Lately my achilles tendons have been hurting. I am wondering if they hurt since I gained like 10 pounds but didn’t do any running or jumping for a while. They only hurt when I ran or jumped. The pain isn’t that bad really. But when I played baseball two weeks ago my right one was killing. Is it because of lack of strength? Should I do calf raises or something?

Have you been running at all lately or doing any type of physical activity? Normally after a long layoff your tendons are not able to handle as much stress as they used to, and it doesnt help that you’ve gained weight. If you want to continue training you should build up the volume/intensity gradually to allow your connective tissue to get stronger to deal with the increased loads of stress. As far as treating the achilles, you might try one footed body weight calf raises. They dont put too much stress on you and they allow you to strengthen them rather rapidly. Also, you might try cold water or hot water, I’m not sure about those though. Experiment till you find what alleviates the pain the most.

ive had the same problem…

-lower your volume for a week
-(as mister c said) eccentric calf raises coulda help it
-remember to ice ice ice and ultrasound if possible (also self massage could help)

if you are having troubles with your achilles go into detail about what you have or are doing in maybe increase in load leading to tight calfs which in turn puts unnecessary pressure on the achilles.have you changed shoes,what your alignment like,you may need orthodics and so on. the #1 rule is not to ignore the complaint doing so can ruin a sensable and ease back rather than paying for it big-time

Do you have any pain in your feet (the bottoms)? Are your arches, achilles, or plantar fascia sore when you get up in the morning? When you begin doing something active at what point do you experience pain and does it go away? Do you supinate or pronate when you walk? Do you have significant arches or flat feet?

I had the same thing last season when went I added a weekly plyos session to my routine. Resting will help until you try to train at the same intensity again and the problem comes back.
I needed to find the treat the root cause of the problem rather than just treat the symptoms.
I thought that the problem would probably be either my foot, calf, hammy, glutes, hip or lower back.
I realised how much it would cost to find out and thought ‘stuff that!!’ and I started doing negative calf raises with my knee slightly bent with as much weight as I could so that I could only do about 8 negative reps.
The weights kept going up as my achilles got stronger, the pain went away within a few weeks and I am very happy I didn’t listen to everybody who says you need to rest, ice, NSAI’s, ease back into training and hope that the problem doesn’t come back.

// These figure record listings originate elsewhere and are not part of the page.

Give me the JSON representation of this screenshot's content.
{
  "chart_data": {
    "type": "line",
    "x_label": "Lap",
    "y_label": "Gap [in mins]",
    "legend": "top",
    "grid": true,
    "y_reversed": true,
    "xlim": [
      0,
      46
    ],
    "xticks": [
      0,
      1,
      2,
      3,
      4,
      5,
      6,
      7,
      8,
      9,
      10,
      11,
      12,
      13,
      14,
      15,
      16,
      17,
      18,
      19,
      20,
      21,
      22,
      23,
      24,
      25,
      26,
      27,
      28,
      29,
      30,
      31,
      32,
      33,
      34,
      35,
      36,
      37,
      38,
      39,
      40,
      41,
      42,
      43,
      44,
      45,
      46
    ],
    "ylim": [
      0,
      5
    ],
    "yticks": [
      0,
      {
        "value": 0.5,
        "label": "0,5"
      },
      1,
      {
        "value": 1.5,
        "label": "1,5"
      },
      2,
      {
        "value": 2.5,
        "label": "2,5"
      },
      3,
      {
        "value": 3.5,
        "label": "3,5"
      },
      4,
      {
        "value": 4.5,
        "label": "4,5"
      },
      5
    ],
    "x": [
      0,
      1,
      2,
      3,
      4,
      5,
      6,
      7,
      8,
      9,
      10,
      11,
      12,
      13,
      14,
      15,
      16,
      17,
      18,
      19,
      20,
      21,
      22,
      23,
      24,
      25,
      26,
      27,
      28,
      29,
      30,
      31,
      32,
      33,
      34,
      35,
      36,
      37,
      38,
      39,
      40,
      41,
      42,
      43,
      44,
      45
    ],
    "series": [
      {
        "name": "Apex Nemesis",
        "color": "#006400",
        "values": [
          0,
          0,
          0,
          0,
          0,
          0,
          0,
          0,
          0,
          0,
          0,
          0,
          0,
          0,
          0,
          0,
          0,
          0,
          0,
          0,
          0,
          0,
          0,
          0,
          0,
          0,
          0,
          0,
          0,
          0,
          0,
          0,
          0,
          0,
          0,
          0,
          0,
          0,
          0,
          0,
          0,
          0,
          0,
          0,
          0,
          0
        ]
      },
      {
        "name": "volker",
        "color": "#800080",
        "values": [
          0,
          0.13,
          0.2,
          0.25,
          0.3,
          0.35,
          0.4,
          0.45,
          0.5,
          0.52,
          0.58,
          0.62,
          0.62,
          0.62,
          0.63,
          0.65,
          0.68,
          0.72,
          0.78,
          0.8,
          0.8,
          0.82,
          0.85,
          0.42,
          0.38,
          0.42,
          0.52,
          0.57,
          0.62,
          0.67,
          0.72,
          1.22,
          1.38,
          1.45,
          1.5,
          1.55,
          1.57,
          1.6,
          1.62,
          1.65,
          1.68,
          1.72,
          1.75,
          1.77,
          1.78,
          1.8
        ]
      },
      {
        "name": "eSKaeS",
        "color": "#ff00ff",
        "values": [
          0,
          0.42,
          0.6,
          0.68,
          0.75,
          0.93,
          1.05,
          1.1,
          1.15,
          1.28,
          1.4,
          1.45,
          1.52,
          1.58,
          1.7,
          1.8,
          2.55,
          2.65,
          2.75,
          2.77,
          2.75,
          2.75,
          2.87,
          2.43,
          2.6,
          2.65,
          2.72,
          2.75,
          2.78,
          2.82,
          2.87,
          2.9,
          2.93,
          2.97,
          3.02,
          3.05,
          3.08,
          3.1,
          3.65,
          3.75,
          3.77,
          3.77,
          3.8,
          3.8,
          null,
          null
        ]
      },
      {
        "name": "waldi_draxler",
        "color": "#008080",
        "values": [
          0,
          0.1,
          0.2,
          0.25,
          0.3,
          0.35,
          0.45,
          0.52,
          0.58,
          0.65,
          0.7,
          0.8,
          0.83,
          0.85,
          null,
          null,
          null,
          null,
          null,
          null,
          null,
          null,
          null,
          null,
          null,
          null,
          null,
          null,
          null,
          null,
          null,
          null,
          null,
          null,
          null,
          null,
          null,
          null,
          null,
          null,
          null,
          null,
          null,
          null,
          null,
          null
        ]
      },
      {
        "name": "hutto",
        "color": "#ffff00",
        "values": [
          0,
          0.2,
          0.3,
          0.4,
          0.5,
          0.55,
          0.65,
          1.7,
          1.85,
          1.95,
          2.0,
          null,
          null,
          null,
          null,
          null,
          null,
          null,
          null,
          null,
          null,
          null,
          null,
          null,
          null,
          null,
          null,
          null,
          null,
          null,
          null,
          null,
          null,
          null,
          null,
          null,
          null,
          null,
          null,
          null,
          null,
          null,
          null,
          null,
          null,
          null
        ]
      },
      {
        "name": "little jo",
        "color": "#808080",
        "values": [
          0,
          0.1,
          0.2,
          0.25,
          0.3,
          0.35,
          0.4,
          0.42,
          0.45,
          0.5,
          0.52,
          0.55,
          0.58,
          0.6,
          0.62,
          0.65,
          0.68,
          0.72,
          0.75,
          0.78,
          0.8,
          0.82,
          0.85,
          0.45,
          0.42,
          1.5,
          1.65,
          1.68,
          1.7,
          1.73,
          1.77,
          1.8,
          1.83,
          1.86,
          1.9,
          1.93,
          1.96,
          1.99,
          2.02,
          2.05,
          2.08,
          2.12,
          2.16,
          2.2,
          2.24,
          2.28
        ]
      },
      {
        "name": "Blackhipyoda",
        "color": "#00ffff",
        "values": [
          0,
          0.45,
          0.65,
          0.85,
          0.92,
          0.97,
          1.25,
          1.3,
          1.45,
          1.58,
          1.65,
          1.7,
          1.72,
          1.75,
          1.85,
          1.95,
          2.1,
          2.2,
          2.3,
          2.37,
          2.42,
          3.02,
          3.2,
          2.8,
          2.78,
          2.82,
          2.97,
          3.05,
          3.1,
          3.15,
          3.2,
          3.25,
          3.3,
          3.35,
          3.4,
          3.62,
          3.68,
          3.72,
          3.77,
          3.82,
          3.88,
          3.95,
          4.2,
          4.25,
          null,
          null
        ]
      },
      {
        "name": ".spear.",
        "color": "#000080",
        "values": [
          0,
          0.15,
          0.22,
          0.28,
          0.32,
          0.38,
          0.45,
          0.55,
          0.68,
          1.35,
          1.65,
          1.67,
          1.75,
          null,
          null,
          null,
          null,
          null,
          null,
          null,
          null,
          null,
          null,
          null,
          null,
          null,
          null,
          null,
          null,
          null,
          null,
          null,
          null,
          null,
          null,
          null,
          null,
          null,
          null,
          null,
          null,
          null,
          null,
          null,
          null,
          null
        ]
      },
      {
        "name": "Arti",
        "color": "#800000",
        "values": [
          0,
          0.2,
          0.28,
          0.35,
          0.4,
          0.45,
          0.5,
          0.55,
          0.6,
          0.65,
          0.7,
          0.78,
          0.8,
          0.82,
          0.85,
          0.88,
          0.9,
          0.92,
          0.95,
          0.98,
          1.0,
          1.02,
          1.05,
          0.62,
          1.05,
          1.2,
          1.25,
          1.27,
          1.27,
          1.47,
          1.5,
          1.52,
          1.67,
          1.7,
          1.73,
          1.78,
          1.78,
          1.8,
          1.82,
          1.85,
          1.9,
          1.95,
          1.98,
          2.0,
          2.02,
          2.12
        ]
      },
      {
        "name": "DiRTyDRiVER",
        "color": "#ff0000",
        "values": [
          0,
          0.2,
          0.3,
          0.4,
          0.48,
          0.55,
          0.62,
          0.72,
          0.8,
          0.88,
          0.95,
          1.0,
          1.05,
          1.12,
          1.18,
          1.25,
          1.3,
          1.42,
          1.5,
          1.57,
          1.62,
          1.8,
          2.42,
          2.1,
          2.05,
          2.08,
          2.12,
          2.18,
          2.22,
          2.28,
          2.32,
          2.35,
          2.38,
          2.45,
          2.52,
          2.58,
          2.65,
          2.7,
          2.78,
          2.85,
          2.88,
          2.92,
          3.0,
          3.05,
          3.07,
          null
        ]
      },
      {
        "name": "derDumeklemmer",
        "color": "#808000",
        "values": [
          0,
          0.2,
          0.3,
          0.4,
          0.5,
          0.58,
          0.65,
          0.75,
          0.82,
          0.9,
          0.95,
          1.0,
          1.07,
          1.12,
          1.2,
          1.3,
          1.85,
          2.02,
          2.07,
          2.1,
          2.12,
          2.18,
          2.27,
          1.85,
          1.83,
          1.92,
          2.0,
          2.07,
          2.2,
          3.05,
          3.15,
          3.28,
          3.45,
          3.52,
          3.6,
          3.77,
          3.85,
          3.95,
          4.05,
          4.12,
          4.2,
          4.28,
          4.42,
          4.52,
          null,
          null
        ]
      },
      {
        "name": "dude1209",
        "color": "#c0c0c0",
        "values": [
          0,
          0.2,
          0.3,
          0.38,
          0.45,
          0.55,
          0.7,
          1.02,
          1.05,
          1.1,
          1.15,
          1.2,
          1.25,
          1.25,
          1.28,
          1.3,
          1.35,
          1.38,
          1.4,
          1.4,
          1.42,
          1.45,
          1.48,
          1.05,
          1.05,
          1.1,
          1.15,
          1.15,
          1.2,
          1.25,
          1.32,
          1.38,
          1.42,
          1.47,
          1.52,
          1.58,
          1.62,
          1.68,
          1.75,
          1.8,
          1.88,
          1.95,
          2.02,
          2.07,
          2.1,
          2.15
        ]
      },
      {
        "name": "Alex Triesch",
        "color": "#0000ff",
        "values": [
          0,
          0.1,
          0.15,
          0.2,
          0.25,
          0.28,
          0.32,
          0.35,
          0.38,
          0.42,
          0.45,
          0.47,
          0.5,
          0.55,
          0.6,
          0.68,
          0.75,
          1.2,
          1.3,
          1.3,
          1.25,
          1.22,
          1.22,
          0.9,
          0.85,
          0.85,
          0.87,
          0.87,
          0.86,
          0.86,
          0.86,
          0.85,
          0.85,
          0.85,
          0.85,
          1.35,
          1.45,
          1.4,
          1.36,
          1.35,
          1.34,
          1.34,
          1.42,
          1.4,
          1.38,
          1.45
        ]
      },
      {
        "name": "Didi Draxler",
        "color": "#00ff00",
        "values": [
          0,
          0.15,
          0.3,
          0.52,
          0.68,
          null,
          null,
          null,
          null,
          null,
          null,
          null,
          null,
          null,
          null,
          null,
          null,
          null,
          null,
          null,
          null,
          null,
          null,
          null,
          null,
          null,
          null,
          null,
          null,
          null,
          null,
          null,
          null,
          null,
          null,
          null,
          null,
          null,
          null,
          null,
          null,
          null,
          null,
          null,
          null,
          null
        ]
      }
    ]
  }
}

My advice on achilles - listen to X-man

I tried doing bodyweight calf raises and it felt fine. But I didn’t use a full range of motion. But this morning I woke up and my right one is hurting. Is that because it is still damage or because of the calf raises?

qwert,try to get full range of motion while doing the heal drops.i know its hard to do at first as your brain has pain thresholds but you got to get over the fear.begin with the full range and when comfortable increase the drop speed as you gain in confidence.

waking up sore i’m afraid to say is the norm for the moment.just remember to ice the achilles totally after every session to reduce more than likely have micro tares which will have to be threated by a therapist to speed up the healing process.

what ever you do-do not sprint yet.see a therapist get a professional opinion and get the healing ball rolling!